The process has begun, I am busy becoming paperless.
I like the sound of it, paperless. In my previous post Managing Your Paper Mountain or Going Paperless I explained my reasons for wanting to rid my life of excess paper clutter. My intention was that before 2014 I would be Paperless.
Step 1: The Commitment
Like any change process, awareness is a key part of the process. Once you commit and start to become aware of what’s involved in reaching your goal, the task becomes so much easier and less daunting. Once I had made the commitment to take part in the challenge, my mindset changed. In an instant I saw things differently. I started to see ways in which I could reduce incoming paper, and ways in which I could avoid paper lying in my filing tray for weeks or more likely months on end.
In this past week I have added documents into Evernote that have been lying around on my desk for weeks. I realised that I was still receiving some paper bills when I thought I was receiving everything electronically. I dumped magazines that I had held onto to read with a simple question: Was I really ever going to read them? Very quickly and easily I reduced the paper in my life. Still some work to be done but the process has begun.
Step 2: The Decision
My first decision was whether I was going to use Evernote or scan the documents directly onto my laptop to be filed in folders and sub folders. I decided I would use Evernote to scan in more frequently used or accessed documents so that I can tag them and be able to search for them. I would scan directly to my computer old training courses that I currently don’t use but may have requirement for at a later stage.
Step 3: The Beginning
I took the plunge and decided to start with documentation from a sales course I had attended some time ago. Sales is something I need to give more attention to this year, so brushing up on my skills could come in handy. I leafed through the folder and took out any pages that I thought may be of use to me now and I left the other pages in a pile for recycling. There were only about 10 pages so I added the pages to Evernote inside my Sales Notebook and I tagged them sales and sales training. It didn’t take long before Evernote advised me I was reaching my limit of storage. I have been using the free version of Evernote , I hadn’t seen the requirement to go to premium, I still had enough space and as my phone is constantly connected to the Internet I am never offline. (If you are not online with Evernote standard edition you won’t be able to view your notes but with Evernote Premium your notes are always available to you) Up until neither of these things were an issue for me.
Roadblock 1: There was going to be a cost
Evernote Premium costs just $5 a month or $40 a year, seems like a no brainer but since I bought Susan Hayes book “The Savvy women’s guide to Financial Freedom” I know how all those $5 add up and I no longer whip out the credit card before assessing is this really going to make my life easier? I decided it was, so out came the credit card. Premium Edition here I come.
As that went well I took down my second folder, My Coaching diploma, as I started to leaf through this folder I realised that the material was all very valid and I would like ot hold on to most of it. It’s a very big binder then I felt discouraged. To scan in each page one by one and then import each pdf document into Evernote, tag it and move on to the next, this was going to take forever, there must be an easier way.

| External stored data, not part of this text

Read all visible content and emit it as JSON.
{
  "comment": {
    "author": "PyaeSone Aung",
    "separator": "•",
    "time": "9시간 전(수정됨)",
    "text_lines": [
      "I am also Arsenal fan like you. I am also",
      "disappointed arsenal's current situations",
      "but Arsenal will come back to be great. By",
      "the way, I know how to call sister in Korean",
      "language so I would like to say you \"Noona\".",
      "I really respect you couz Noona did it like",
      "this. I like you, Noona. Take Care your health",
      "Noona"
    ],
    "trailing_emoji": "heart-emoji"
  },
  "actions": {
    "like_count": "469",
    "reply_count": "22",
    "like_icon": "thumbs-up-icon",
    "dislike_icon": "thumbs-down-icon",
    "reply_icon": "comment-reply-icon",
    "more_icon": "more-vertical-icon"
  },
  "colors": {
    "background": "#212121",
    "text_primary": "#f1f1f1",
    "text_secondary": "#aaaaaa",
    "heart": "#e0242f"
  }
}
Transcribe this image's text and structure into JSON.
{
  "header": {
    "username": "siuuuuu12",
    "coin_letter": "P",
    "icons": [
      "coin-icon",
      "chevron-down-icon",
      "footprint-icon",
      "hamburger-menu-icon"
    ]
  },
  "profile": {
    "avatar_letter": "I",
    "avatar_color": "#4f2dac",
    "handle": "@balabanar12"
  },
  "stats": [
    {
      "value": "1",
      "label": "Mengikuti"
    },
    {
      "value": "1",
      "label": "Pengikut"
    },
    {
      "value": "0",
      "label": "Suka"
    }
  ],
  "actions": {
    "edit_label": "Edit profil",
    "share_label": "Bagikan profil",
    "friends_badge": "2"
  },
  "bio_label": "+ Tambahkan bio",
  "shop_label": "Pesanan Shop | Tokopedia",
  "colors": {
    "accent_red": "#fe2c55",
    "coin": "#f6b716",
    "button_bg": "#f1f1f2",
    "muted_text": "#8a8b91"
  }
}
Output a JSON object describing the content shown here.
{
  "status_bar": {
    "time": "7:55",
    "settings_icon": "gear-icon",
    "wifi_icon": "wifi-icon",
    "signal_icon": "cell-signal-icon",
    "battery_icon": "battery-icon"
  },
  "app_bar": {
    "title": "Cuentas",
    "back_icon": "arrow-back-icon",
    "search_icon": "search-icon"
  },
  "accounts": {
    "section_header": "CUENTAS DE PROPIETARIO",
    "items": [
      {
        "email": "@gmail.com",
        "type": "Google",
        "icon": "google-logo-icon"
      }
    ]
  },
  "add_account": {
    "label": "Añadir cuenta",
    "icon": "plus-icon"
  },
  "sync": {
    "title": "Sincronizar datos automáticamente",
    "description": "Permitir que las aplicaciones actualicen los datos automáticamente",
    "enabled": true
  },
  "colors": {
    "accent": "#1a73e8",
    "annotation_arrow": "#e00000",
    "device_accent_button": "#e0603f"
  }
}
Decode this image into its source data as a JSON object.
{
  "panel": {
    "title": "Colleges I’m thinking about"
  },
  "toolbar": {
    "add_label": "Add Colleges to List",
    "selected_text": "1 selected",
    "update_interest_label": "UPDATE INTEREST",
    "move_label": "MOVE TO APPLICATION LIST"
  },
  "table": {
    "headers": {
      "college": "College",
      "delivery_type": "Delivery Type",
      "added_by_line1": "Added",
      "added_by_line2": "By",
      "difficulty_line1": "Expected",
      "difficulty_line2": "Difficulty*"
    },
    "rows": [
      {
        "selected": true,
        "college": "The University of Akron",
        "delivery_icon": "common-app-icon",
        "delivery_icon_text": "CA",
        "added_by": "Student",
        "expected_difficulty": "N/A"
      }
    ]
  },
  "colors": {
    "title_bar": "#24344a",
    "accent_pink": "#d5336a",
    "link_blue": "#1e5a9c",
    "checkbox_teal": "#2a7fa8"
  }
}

Roadblock 2: I didn’t have the time
Scanning each page individually was crazy, so I looked up scanners that scan multiple copies, then I discovered that there are scanners that support Evernote. Seemingly Evernote have partnered with Canon so this would make the job easier.
Step 3: The Schedule
Like any project, you must schedule time for completion. Once you have made the commitment and decided how you are going to work and what tools you are going to use, you now need to make the time to actually do it. As always a calendar is man’s best friend and the Procrastinators worst enemy. What gets scheduled gets done. I would suggest starting small, you can decide to take a task based approach or a time based. If you are the type to take on too much and always try to do too much too soon, I would recommended taking the time based approach where you commit to doing something for a specific time and when the time is up you continue with other work. The advantage of this method is that sometimes we can get bogged down and badly estimate the time a job is going to take us. If we are not finished when the time we have allocated for it is up, frustration sets in and it may leave you with a negative taste in your mouth. Never try too much too soon.
I decided I don’t need to scan everything right now. The challenge has encouraged me to avoid filing paper and scan it in where relevant. I have reduced my incoming mail by ensuring all bills etc are electronic. I either scan or dump most paper that comes my way. I realised that scanning in all old material may not be the smartest use of my time. Yes it would be nice to have it all digital but I will wait until I buy a new scanner with multiple copy facility so that I won’t be wasting time. It has encouraged me to look through the folders I have and eliminate any paper that I no longer need. Part 1 of the Paperless Challenge is going to plan, I will keep you informed of progress.
Have you taken the plunge? Do you have any advice or comments?